Windthrown tree, Maynard, 1938 hurricane |
The risk of windthrow is related to the tree's surface area presented by its crown, the anchorage provided by its roots, its health, age, and chronic exposure to wind. The last actually reduces storm damage risk because being chronically exposed to wind causes a tree to increase and widen its root mass, and thus provide greater rooting strength.
Having experienced a hurricane first hand in Mobile, Alabama, it became clear that different species of trees are differently affected. Post-storm, helicopter views of pecan orchards showed the trees all knocked over in the same direction. Southern live oaks survived, but lost branches. In contrast, where several species of southern pine trees had been landscaped into newer suburbs because of their fast growth, many of the trees had snapped in two at heights 10 to 20 feet off the ground, leaving the shorn tops to fly through the air, in some instances stabbing down into house roofs like a toothpick through an olive.

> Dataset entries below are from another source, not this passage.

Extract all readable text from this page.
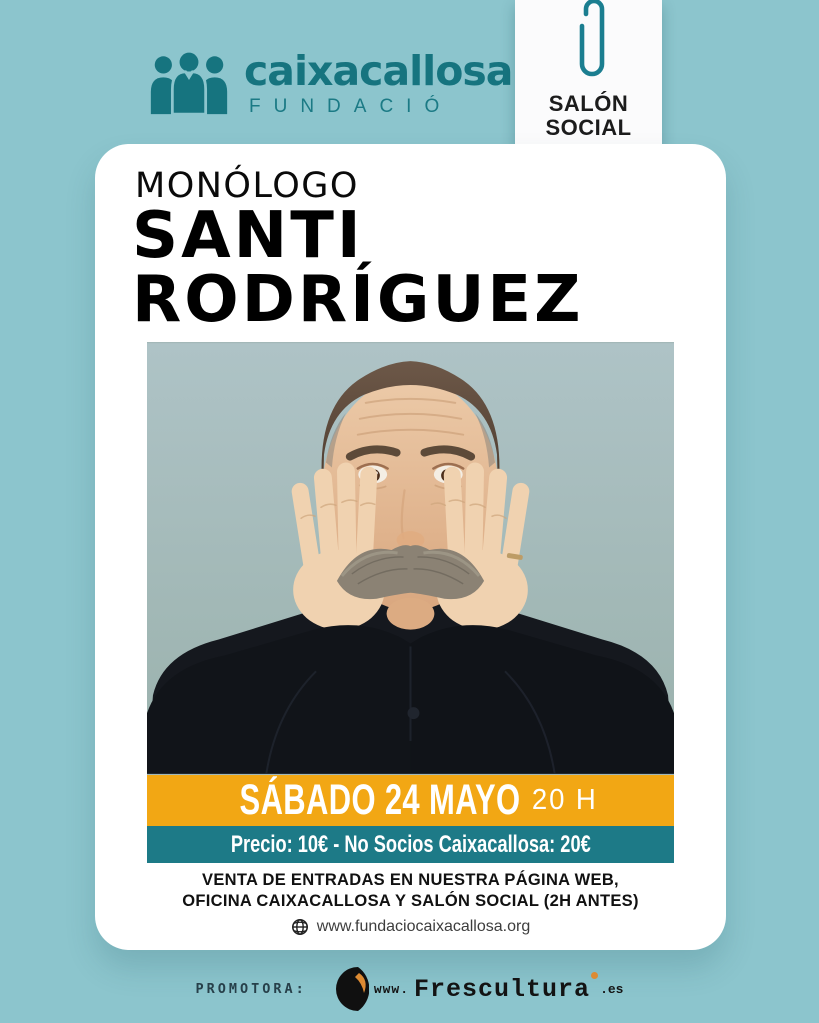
caixacallosa
FUNDACIÓ	SALÓN
SOCIAL
MONÓLOGO
SANTI
RODRÍGUEZ
SÁBADO 24 MAYO 20 H
Precio: 10€ - No Socios Caixacallosa: 20€

VENTA DE ENTRADAS EN NUESTRA PÁGINA WEB,
OFICINA CAIXACALLOSA Y SALÓN SOCIAL (2H ANTES)

www.fundaciocaixacallosa.org
PROMOTORA:	www. Frescultura .es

Windthrown tree, 1938 hurricane courtesy Maynard Historical Society |
After-the-fact, the hurricane of September 21, 1938 was referred to as the Long Island Express because it bisected Long Island before quickly moving north through Connecticut and Massachusetts. There were more than 700 deaths across New England. Boston Edison reported that two-thirds of its customers lost power; getting power restored to everyone took two weeks. In Maynard, the official report tallied 487 trees blown down: 329 on public streets, 81 on private houses and garages. Most of the street-bordering trees lost were windthrown rather than windsnapped, their root systems weak due to being overlaid by paved streets and sidewalks. Many of the spruce trees in Glenwood Cemetery were lost to the storm, later replaced by sugar maples. That tree tally would have been in-town-only. Forested areas suffered uncounted losses. The Great Depression program WPA (Works Progress Administration) put men to work clearing downed trees and planting hundreds of new trees.
Beech tree, snapped by storm winds |
Mark’s experience with Hurricane Frederic, September 1979, included afterwards, with no electricity for ten days, everyone was grilling whatever was thawing in their freezers before it went bad.